Du poil de mammouth mort depuis des milliers d’années, et voilà : des scientifiques viennent d’achever le décodage partiel de son code génétique. Si ce n’est pas le premier animal « décodé », c’est le premier animal... éteint.

Le travail n’est pas complet mais déjà, les séquences génétiques permettent de mieux situer les différences avec son prochain cousin éléphant, et les mutations génétiques qui lui ont permis à ce grand poilu de s’adapter aux grands froids.

Il faut se rappeler qu’il y a seulement 12 ans, un tel exploit paraissait impossible : l’ADN a la particularité d’être une molécule qui se dégrade assez vite. On croyait par exemple tout aussi impossible de décoder un jour le génome d’un homme du Néandertal (voir cette brève de 1997), ce cousin dont les derniers représentants sont morts il y a près de 30 000 ans. Et puis, au cours des années 2000-2005, le développement de nouvelles technologies permettant de passer plus vite au crible les séquences génétiques, a permis de procéder à des déductions —en fonction des connaissances accumulées sur d’autres génomes— et —si on caricature un peu— de « combler les trous ».

Incidemment, le génome presque complet d’un Néandertalien devrait être publié d’ici peu.

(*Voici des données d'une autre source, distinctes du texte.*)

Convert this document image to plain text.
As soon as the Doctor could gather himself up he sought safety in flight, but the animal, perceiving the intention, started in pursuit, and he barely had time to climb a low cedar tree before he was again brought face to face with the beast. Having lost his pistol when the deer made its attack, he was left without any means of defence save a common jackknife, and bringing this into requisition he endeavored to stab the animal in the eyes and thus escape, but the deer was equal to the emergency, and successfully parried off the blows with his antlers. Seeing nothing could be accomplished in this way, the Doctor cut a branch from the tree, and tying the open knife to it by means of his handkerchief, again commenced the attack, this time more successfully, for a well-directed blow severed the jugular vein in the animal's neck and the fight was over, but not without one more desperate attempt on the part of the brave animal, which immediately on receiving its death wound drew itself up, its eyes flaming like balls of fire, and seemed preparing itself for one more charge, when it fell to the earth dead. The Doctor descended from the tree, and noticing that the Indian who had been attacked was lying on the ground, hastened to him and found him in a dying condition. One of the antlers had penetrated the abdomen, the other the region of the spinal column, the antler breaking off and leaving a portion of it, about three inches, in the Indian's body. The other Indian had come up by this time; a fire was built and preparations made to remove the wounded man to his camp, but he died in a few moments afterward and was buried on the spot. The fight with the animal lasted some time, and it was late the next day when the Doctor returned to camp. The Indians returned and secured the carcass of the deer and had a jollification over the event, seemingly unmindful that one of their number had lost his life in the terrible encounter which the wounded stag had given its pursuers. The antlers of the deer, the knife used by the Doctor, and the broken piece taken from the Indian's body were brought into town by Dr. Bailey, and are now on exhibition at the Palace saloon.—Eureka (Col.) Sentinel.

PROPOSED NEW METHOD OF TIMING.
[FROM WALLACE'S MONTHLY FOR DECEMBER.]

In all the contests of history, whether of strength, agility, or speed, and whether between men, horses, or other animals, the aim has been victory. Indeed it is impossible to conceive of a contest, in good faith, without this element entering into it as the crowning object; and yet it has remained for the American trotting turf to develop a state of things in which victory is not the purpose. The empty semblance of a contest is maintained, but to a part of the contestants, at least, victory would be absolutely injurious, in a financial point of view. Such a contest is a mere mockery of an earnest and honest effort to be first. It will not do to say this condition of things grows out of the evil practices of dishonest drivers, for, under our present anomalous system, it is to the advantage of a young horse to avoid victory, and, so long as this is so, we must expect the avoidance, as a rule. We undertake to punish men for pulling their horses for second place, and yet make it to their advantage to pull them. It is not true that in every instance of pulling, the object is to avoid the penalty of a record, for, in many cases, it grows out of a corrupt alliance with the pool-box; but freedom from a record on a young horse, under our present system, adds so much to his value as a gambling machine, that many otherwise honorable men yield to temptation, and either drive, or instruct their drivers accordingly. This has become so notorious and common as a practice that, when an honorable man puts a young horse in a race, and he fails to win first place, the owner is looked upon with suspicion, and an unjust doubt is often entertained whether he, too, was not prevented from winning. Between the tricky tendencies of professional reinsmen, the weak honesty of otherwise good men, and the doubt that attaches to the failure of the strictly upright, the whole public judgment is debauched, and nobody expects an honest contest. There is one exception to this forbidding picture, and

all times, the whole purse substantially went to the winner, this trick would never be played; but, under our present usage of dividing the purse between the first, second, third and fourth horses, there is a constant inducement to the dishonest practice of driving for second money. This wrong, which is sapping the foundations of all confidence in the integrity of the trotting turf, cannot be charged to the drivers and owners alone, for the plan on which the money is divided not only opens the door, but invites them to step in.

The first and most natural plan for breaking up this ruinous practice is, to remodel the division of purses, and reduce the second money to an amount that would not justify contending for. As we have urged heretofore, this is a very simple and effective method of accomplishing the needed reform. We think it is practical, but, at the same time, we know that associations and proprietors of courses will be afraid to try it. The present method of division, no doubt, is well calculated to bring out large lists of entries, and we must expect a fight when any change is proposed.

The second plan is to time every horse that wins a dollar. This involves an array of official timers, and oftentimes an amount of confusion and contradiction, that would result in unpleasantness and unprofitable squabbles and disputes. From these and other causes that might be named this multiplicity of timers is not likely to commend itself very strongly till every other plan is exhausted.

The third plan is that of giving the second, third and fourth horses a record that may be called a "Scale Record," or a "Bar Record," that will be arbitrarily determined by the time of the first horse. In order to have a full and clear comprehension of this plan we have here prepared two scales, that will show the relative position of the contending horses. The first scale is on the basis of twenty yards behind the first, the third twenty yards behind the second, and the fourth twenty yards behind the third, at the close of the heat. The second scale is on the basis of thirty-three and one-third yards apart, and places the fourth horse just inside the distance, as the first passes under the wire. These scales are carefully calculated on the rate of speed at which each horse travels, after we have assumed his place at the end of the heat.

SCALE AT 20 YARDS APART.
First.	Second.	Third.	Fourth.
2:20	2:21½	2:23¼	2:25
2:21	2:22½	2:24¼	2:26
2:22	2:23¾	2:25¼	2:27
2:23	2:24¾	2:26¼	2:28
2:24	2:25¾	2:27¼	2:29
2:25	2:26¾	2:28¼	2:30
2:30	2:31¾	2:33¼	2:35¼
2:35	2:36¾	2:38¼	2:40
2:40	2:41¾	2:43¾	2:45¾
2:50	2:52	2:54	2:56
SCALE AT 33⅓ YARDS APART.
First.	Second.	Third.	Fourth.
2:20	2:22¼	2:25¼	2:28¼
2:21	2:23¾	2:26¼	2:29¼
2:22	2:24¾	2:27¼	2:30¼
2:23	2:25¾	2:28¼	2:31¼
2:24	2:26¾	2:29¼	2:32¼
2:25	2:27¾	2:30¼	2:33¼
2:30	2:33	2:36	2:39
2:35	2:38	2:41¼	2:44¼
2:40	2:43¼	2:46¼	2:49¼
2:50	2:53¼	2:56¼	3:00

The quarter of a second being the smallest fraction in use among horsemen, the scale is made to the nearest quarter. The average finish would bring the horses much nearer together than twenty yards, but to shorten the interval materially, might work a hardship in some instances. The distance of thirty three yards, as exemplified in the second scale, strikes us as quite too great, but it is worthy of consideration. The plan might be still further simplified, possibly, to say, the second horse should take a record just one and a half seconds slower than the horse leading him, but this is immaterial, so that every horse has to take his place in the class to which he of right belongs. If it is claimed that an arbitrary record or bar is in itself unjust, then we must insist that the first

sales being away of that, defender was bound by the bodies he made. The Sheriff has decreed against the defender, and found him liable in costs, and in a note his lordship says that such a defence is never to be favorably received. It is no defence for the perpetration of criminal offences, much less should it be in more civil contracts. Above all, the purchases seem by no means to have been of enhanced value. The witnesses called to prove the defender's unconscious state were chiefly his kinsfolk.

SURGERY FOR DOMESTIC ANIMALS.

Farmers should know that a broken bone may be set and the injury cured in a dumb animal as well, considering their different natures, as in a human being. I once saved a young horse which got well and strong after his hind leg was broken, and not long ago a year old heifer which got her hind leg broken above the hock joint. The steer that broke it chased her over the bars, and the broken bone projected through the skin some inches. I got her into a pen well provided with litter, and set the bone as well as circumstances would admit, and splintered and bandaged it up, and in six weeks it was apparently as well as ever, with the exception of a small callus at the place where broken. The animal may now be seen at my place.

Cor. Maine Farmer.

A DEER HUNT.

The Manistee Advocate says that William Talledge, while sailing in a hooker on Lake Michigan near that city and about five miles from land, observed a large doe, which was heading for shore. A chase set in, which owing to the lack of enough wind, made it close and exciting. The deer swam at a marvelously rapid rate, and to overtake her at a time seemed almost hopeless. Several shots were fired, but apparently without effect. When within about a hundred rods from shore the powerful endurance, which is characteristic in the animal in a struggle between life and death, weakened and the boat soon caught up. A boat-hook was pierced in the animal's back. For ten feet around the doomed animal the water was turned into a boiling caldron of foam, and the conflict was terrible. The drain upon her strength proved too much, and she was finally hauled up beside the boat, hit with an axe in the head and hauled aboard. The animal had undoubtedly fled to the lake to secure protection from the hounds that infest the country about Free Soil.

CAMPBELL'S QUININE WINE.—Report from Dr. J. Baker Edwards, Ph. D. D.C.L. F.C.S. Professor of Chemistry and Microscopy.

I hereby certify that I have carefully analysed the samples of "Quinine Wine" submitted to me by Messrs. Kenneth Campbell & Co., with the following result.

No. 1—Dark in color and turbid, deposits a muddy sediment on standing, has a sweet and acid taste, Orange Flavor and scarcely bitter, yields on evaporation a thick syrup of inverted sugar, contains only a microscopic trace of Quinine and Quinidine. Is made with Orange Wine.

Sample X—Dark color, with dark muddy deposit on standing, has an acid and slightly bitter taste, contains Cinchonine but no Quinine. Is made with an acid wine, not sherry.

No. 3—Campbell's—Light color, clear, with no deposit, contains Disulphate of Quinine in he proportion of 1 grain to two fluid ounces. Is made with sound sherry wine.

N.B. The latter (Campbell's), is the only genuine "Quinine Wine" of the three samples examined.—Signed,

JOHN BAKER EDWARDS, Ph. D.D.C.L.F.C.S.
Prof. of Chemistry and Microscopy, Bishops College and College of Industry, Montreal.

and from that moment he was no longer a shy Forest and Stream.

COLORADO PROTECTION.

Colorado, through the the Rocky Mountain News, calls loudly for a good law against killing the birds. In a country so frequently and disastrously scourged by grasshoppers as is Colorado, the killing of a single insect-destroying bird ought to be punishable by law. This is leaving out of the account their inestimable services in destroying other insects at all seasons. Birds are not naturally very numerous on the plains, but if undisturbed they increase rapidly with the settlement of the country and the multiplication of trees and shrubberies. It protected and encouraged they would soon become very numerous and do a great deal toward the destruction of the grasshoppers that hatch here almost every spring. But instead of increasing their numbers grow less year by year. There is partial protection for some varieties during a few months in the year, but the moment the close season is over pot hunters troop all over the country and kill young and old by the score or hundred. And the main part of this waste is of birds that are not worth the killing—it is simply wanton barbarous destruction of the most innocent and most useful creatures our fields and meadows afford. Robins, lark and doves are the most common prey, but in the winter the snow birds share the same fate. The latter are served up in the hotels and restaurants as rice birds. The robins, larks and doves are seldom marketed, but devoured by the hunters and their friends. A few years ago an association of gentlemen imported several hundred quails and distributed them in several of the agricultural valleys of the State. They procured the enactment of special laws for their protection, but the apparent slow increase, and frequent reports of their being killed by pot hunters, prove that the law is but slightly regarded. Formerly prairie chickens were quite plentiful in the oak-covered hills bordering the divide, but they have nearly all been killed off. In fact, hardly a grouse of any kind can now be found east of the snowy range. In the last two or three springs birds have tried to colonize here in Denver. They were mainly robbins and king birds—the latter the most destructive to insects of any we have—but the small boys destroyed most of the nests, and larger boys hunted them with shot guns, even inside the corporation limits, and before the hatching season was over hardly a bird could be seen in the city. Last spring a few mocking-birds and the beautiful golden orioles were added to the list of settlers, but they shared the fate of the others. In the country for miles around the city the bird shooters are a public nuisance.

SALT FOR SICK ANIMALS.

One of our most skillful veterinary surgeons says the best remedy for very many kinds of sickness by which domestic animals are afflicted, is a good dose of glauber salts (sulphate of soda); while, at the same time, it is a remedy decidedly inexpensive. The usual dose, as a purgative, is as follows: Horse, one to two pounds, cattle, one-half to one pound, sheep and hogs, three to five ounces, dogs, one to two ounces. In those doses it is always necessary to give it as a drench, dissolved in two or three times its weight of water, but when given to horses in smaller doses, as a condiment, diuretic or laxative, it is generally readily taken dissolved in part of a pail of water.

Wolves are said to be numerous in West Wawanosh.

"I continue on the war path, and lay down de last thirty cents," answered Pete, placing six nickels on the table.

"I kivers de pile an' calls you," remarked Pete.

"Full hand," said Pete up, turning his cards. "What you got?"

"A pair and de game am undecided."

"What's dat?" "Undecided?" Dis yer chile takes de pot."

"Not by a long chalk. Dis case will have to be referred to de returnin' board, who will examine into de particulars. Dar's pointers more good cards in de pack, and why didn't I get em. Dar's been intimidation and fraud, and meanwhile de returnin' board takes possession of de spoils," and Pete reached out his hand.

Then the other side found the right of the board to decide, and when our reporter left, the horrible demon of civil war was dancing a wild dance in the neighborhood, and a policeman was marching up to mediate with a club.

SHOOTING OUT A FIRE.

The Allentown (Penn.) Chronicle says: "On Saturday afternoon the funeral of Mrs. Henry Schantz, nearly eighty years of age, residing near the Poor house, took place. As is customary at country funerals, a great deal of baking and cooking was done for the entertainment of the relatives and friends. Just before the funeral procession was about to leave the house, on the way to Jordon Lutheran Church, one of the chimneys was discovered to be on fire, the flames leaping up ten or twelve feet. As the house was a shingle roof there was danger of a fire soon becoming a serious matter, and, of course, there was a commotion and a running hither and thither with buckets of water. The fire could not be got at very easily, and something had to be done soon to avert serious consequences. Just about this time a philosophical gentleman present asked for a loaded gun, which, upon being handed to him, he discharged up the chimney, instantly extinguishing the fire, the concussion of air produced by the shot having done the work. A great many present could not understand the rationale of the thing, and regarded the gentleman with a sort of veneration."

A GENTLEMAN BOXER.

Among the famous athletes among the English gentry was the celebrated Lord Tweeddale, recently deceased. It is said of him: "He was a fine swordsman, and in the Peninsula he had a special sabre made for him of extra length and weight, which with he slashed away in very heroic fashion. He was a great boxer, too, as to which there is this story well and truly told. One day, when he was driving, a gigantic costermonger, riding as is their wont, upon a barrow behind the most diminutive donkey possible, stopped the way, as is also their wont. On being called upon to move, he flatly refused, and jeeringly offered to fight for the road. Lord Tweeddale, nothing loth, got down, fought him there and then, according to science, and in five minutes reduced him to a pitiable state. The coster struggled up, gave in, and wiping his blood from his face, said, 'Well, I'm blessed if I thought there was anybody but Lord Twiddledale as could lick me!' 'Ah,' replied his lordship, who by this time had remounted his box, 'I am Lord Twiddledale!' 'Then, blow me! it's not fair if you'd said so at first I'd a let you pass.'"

Dans le cas du mammouth, c’est encore loin d’être un génome complet : ce n’est que 70% du génome qui a été décodé, annonce-t-on dans la dernière édition de la revue Nature. Mais c’est une avancée suffisante pour avoir fait renaître, sur tous les fils de presse, le spectre du Parc jurassique : à quand un mammouth broutant dans les grandes steppes sibériennes?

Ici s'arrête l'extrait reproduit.